Understanding, and subsequently manipulating, key parameters to control the two half-reactions of photoinduced electron-reduction and hole-oxidation play a pivotal role in designing and constructing efficient photocatalysts. Although introduction of heteroatoms has been widely used to modify the electronic structure of photocatalysts with the dominant purpose of increasing visible light absorption, the underlying role of heteroatoms in tuning the photocatalytic reaction preferences has, unfortunately, been overlooked and is little understood.
A SEM image of one of the titanium dioxide microspheres synthesized in this experiment.
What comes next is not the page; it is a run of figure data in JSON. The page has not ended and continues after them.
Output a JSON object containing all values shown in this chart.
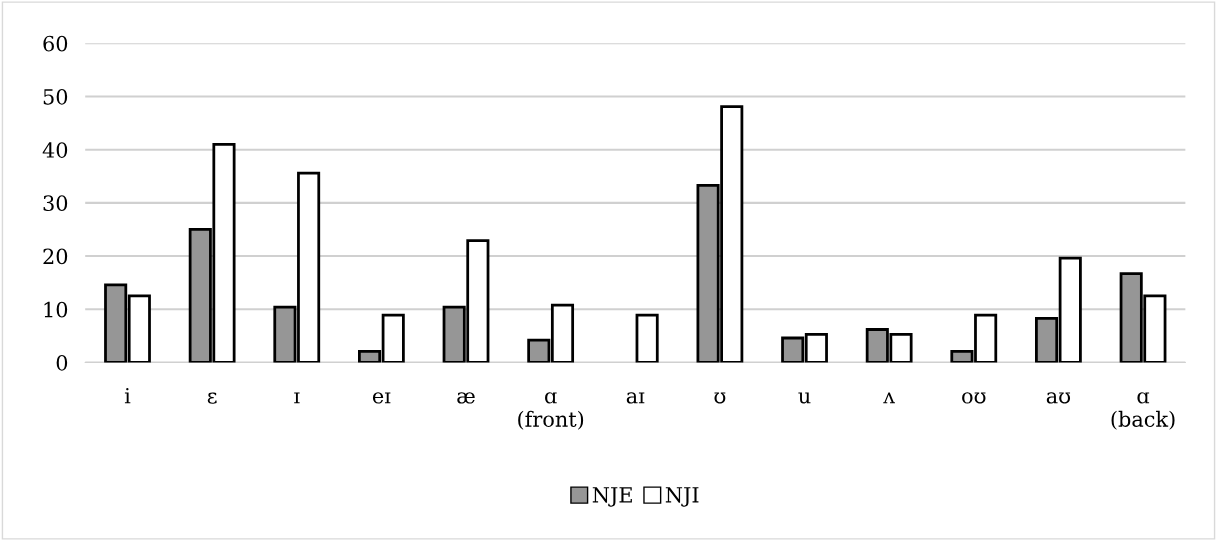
{
  "chart_data": {
    "type": "bar",
    "categories": [
      "i",
      "ɛ",
      "ɪ",
      "eɪ",
      "æ",
      "ɑ\n(front)",
      "aɪ",
      "ʊ",
      "u",
      "ʌ",
      "oʊ",
      "aʊ",
      "ɑ\n(back)"
    ],
    "series": [
      {
        "name": "NJE",
        "color": "#969696",
        "values": [
          14.6,
          25,
          10.4,
          2.1,
          10.4,
          4.2,
          null,
          33.3,
          4.6,
          6.2,
          2.1,
          8.3,
          16.7
        ]
      },
      {
        "name": "NJI",
        "color": "#ffffff",
        "values": [
          12.5,
          41,
          35.6,
          8.9,
          22.9,
          10.8,
          8.9,
          48.1,
          5.3,
          5.3,
          8.9,
          19.6,
          12.5
        ]
      }
    ],
    "ylim": [
      0,
      60
    ],
    "yticks": [
      0,
      10,
      20,
      30,
      40,
      50,
      60
    ],
    "grid": "y",
    "legend": "bottom"
  }
}
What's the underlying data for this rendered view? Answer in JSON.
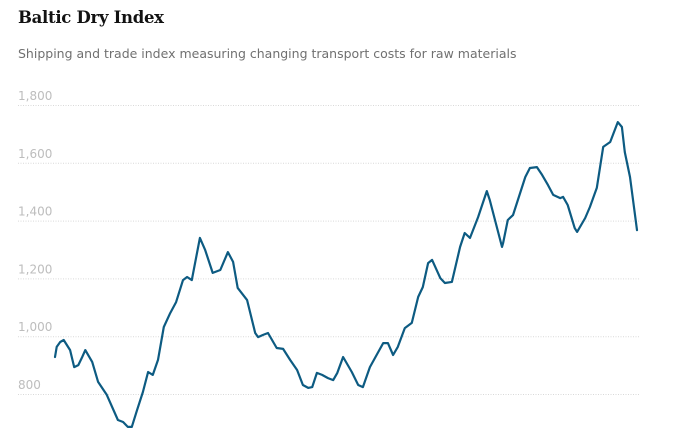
{
  "chart_data": {
    "type": "line",
    "title": "Baltic Dry Index",
    "subtitle": "Shipping and trade index measuring changing transport costs for raw materials",
    "xlabel": "",
    "ylabel": "",
    "x_note": "unlabeled time axis, relative position 0-100",
    "ylim": [
      668,
      1800
    ],
    "yticks": [
      800,
      1000,
      1200,
      1400,
      1600,
      1800
    ],
    "ytick_labels": [
      "800",
      "1,000",
      "1,200",
      "1,400",
      "1,600",
      "1,800"
    ],
    "grid": true,
    "color": "#0d5b82",
    "series": [
      {
        "name": "Baltic Dry Index",
        "x": [
          0,
          0.3,
          0.9,
          1.5,
          2.6,
          3.3,
          4.0,
          4.6,
          5.2,
          6.4,
          7.4,
          8.9,
          10.8,
          11.7,
          12.5,
          13.2,
          14.1,
          15.1,
          16.0,
          16.8,
          17.7,
          18.7,
          19.8,
          20.8,
          22.0,
          22.7,
          23.5,
          24.9,
          25.8,
          27.1,
          28.4,
          29.7,
          30.6,
          31.4,
          33.0,
          34.4,
          34.9,
          35.7,
          36.6,
          38.1,
          39.2,
          40.4,
          41.6,
          42.6,
          43.5,
          44.2,
          45.0,
          45.9,
          46.9,
          47.8,
          48.5,
          49.5,
          51.0,
          52.1,
          52.9,
          54.1,
          56.4,
          57.2,
          58.1,
          58.9,
          60.1,
          61.3,
          62.4,
          63.2,
          64.1,
          64.8,
          66.2,
          67.0,
          68.2,
          69.6,
          70.4,
          71.3,
          72.7,
          74.2,
          74.7,
          76.8,
          77.0,
          77.8,
          78.7,
          80.8,
          81.6,
          82.8,
          83.7,
          84.7,
          85.6,
          86.8,
          87.3,
          88.1,
          89.3,
          89.7,
          91.1,
          91.9,
          93.1,
          94.2,
          95.4,
          96.7,
          97.4,
          97.9,
          98.8,
          100
        ],
        "values": [
          928,
          963,
          980,
          987,
          952,
          893,
          900,
          925,
          952,
          911,
          842,
          797,
          710,
          703,
          686,
          686,
          745,
          807,
          876,
          866,
          918,
          1032,
          1080,
          1118,
          1194,
          1205,
          1194,
          1340,
          1298,
          1219,
          1229,
          1291,
          1257,
          1167,
          1125,
          1011,
          997,
          1004,
          1011,
          959,
          956,
          918,
          883,
          831,
          821,
          824,
          873,
          866,
          855,
          848,
          873,
          928,
          876,
          831,
          824,
          893,
          976,
          976,
          935,
          963,
          1028,
          1046,
          1136,
          1170,
          1253,
          1264,
          1201,
          1184,
          1188,
          1309,
          1357,
          1340,
          1412,
          1502,
          1471,
          1309,
          1322,
          1402,
          1419,
          1551,
          1582,
          1585,
          1558,
          1523,
          1489,
          1478,
          1482,
          1454,
          1374,
          1361,
          1409,
          1447,
          1513,
          1655,
          1672,
          1741,
          1724,
          1637,
          1551,
          1367
        ]
      }
    ]
  }
}
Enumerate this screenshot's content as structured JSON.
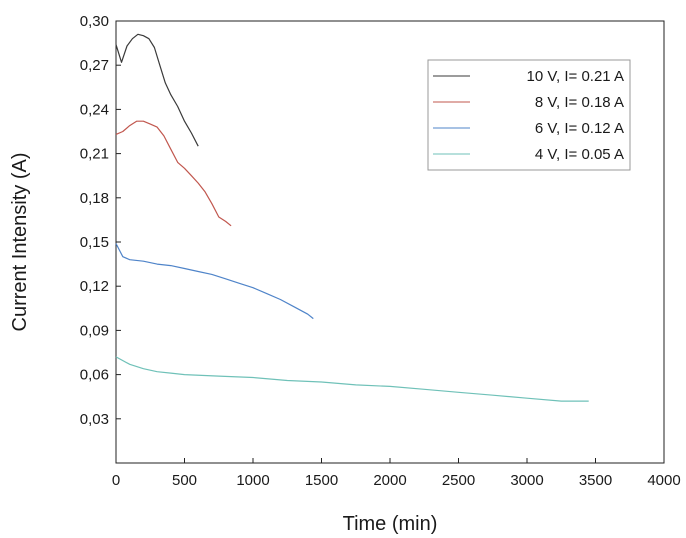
{
  "chart_data": {
    "type": "line",
    "title": "",
    "xlabel": "Time (min)",
    "ylabel": "Current Intensity (A)",
    "xlim": [
      0,
      4000
    ],
    "ylim": [
      0.0,
      0.3
    ],
    "x_ticks": [
      "0",
      "500",
      "1000",
      "1500",
      "2000",
      "2500",
      "3000",
      "3500",
      "4000"
    ],
    "y_ticks": [
      "0,03",
      "0,06",
      "0,09",
      "0,12",
      "0,15",
      "0,18",
      "0,21",
      "0,24",
      "0,27",
      "0,30"
    ],
    "grid": false,
    "legend_position": "top-right",
    "series": [
      {
        "name": "10 V, I= 0.21 A",
        "color": "#3a3a3a",
        "x": [
          0,
          40,
          80,
          120,
          160,
          200,
          240,
          280,
          320,
          360,
          400,
          450,
          500,
          550,
          600
        ],
        "y": [
          0.284,
          0.272,
          0.283,
          0.288,
          0.291,
          0.29,
          0.288,
          0.282,
          0.27,
          0.258,
          0.25,
          0.242,
          0.232,
          0.224,
          0.215
        ]
      },
      {
        "name": "8 V, I= 0.18 A",
        "color": "#c1574e",
        "x": [
          0,
          50,
          100,
          150,
          200,
          250,
          300,
          350,
          400,
          450,
          500,
          550,
          600,
          650,
          700,
          750,
          800,
          840
        ],
        "y": [
          0.223,
          0.225,
          0.229,
          0.232,
          0.232,
          0.23,
          0.228,
          0.222,
          0.213,
          0.204,
          0.2,
          0.195,
          0.19,
          0.184,
          0.176,
          0.167,
          0.164,
          0.161
        ]
      },
      {
        "name": "6 V, I= 0.12 A",
        "color": "#4f84c9",
        "x": [
          0,
          50,
          100,
          200,
          300,
          400,
          500,
          600,
          700,
          800,
          900,
          1000,
          1100,
          1200,
          1300,
          1400,
          1440
        ],
        "y": [
          0.149,
          0.14,
          0.138,
          0.137,
          0.135,
          0.134,
          0.132,
          0.13,
          0.128,
          0.125,
          0.122,
          0.119,
          0.115,
          0.111,
          0.106,
          0.101,
          0.098
        ]
      },
      {
        "name": "4 V, I= 0.05 A",
        "color": "#6fc1b8",
        "x": [
          0,
          100,
          200,
          300,
          400,
          500,
          750,
          1000,
          1250,
          1500,
          1750,
          2000,
          2250,
          2500,
          2750,
          3000,
          3250,
          3450
        ],
        "y": [
          0.072,
          0.067,
          0.064,
          0.062,
          0.061,
          0.06,
          0.059,
          0.058,
          0.056,
          0.055,
          0.053,
          0.052,
          0.05,
          0.048,
          0.046,
          0.044,
          0.042,
          0.042
        ]
      }
    ]
  }
}
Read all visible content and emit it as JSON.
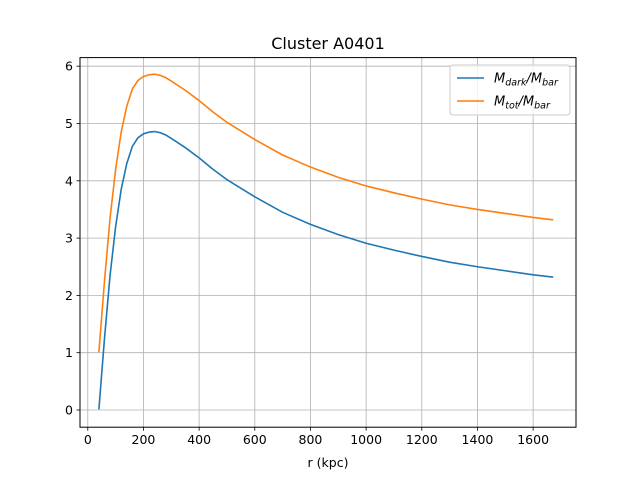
{
  "chart_data": {
    "type": "line",
    "title": "Cluster A0401",
    "xlabel": "r (kpc)",
    "ylabel": "",
    "xlim": [
      -28,
      1754
    ],
    "ylim": [
      -0.3,
      6.15
    ],
    "xticks": [
      0,
      200,
      400,
      600,
      800,
      1000,
      1200,
      1400,
      1600
    ],
    "yticks": [
      0,
      1,
      2,
      3,
      4,
      5,
      6
    ],
    "grid": true,
    "legend_position": "top-right",
    "series": [
      {
        "name": "M_dark/M_bar",
        "legend_main": "M",
        "legend_sub1": "dark",
        "legend_mid": "/M",
        "legend_sub2": "bar",
        "color": "#1f77b4",
        "x": [
          40,
          60,
          80,
          100,
          120,
          140,
          160,
          180,
          200,
          220,
          240,
          260,
          280,
          300,
          350,
          400,
          450,
          500,
          600,
          700,
          800,
          900,
          1000,
          1100,
          1200,
          1300,
          1400,
          1500,
          1600,
          1670
        ],
        "y": [
          0.02,
          1.25,
          2.35,
          3.2,
          3.85,
          4.3,
          4.6,
          4.75,
          4.82,
          4.85,
          4.86,
          4.84,
          4.8,
          4.74,
          4.58,
          4.4,
          4.2,
          4.02,
          3.72,
          3.45,
          3.24,
          3.06,
          2.91,
          2.79,
          2.68,
          2.58,
          2.5,
          2.43,
          2.36,
          2.32
        ]
      },
      {
        "name": "M_tot/M_bar",
        "legend_main": "M",
        "legend_sub1": "tot",
        "legend_mid": "/M",
        "legend_sub2": "bar",
        "color": "#ff7f0e",
        "x": [
          40,
          60,
          80,
          100,
          120,
          140,
          160,
          180,
          200,
          220,
          240,
          260,
          280,
          300,
          350,
          400,
          450,
          500,
          600,
          700,
          800,
          900,
          1000,
          1100,
          1200,
          1300,
          1400,
          1500,
          1600,
          1670
        ],
        "y": [
          1.02,
          2.25,
          3.35,
          4.2,
          4.85,
          5.3,
          5.6,
          5.75,
          5.82,
          5.85,
          5.86,
          5.84,
          5.8,
          5.74,
          5.58,
          5.4,
          5.2,
          5.02,
          4.72,
          4.45,
          4.24,
          4.06,
          3.91,
          3.79,
          3.68,
          3.58,
          3.5,
          3.43,
          3.36,
          3.32
        ]
      }
    ]
  }
}
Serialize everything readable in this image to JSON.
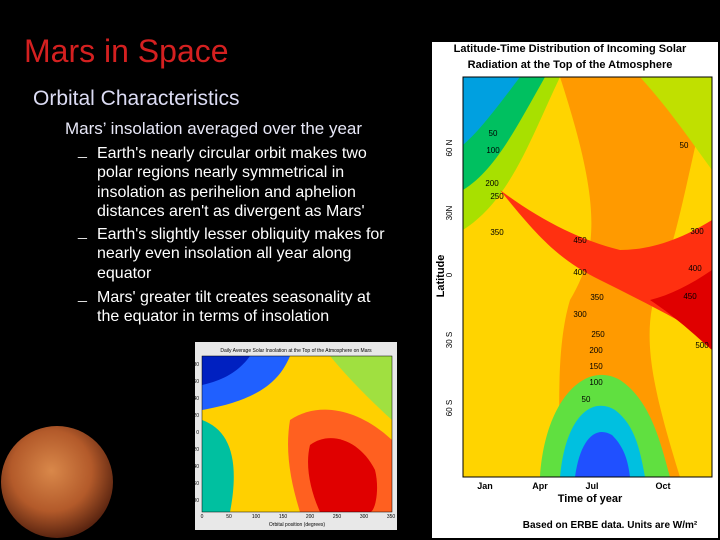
{
  "slide": {
    "title": "Mars in Space",
    "subtitle": "Orbital Characteristics",
    "heading": "Mars’ insolation averaged over the year",
    "bullet_marker": "_",
    "bullets": [
      [
        "Earth's nearly circular orbit makes two",
        "polar regions nearly symmetrical in",
        "insolation as perihelion and aphelion",
        "distances aren't as divergent as Mars'"
      ],
      [
        "Earth's slightly lesser obliquity makes for",
        "nearly even insolation all year along",
        "equator"
      ],
      [
        "Mars' greater tilt creates seasonality at",
        "the equator in terms of insolation"
      ]
    ]
  },
  "earth_figure": {
    "title_lines": [
      "Latitude-Time Distribution of Incoming Solar",
      "Radiation at the Top of the Atmosphere"
    ],
    "y_label": "Latitude",
    "y_ticks": [
      "60 N",
      "30N",
      "0",
      "30 S",
      "60 S"
    ],
    "x_label": "Time of year",
    "x_ticks": [
      "Jan",
      "Apr",
      "Jul",
      "Oct"
    ],
    "contour_labels": [
      "50",
      "100",
      "50",
      "200",
      "250",
      "350",
      "450",
      "300",
      "400",
      "400",
      "350",
      "450",
      "300",
      "250",
      "200",
      "150",
      "100",
      "50",
      "500"
    ],
    "footnote": "Based on ERBE data. Units are W/m²"
  },
  "mars_figure": {
    "title": "Daily Average Solar Insolation at the Top of the Atmosphere on Mars",
    "y_label": "Latitude (degrees)",
    "x_label": "Orbital position (degrees)",
    "x_ticks": [
      "0",
      "50",
      "100",
      "150",
      "200",
      "250",
      "300",
      "350"
    ],
    "y_ticks": [
      "80",
      "60",
      "40",
      "20",
      "0",
      "-20",
      "-40",
      "-60",
      "-80"
    ]
  }
}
The challenge of studying such an important topic is to obtain photocatalysts with a tunable spatial distribution of heteroatoms while not changing other parameters. Now, an international collaboration between researchers at the Chinese Academy of Sciences and St. Andrews University in the UK has provided an innovative route, namely the acidic hydrolysis of TiB2, to prepare anatase TiO2 microspheres containing Bj– (j<2) in their core.
By simply heating the microspheres, the boron can diffuse from the core to the surface along [001] to form a ca. 50 nm shell with an interstitial Bs+ (s≤3) gradient. It is found that the preference for important photocatalytic hydrogen and oxygen producing reactions in water splitting can be sensitively switched by creating such a shell in the TiO2 microspheres.
This switching stems from the downward-shift of the electronic band edges of the shell by a band bending effect, whose origin is the extra electrons coming from the interstitial Bs+. These results create new opportunities for designing and constructing efficient photocatalysts by spatial heteroatom engineering.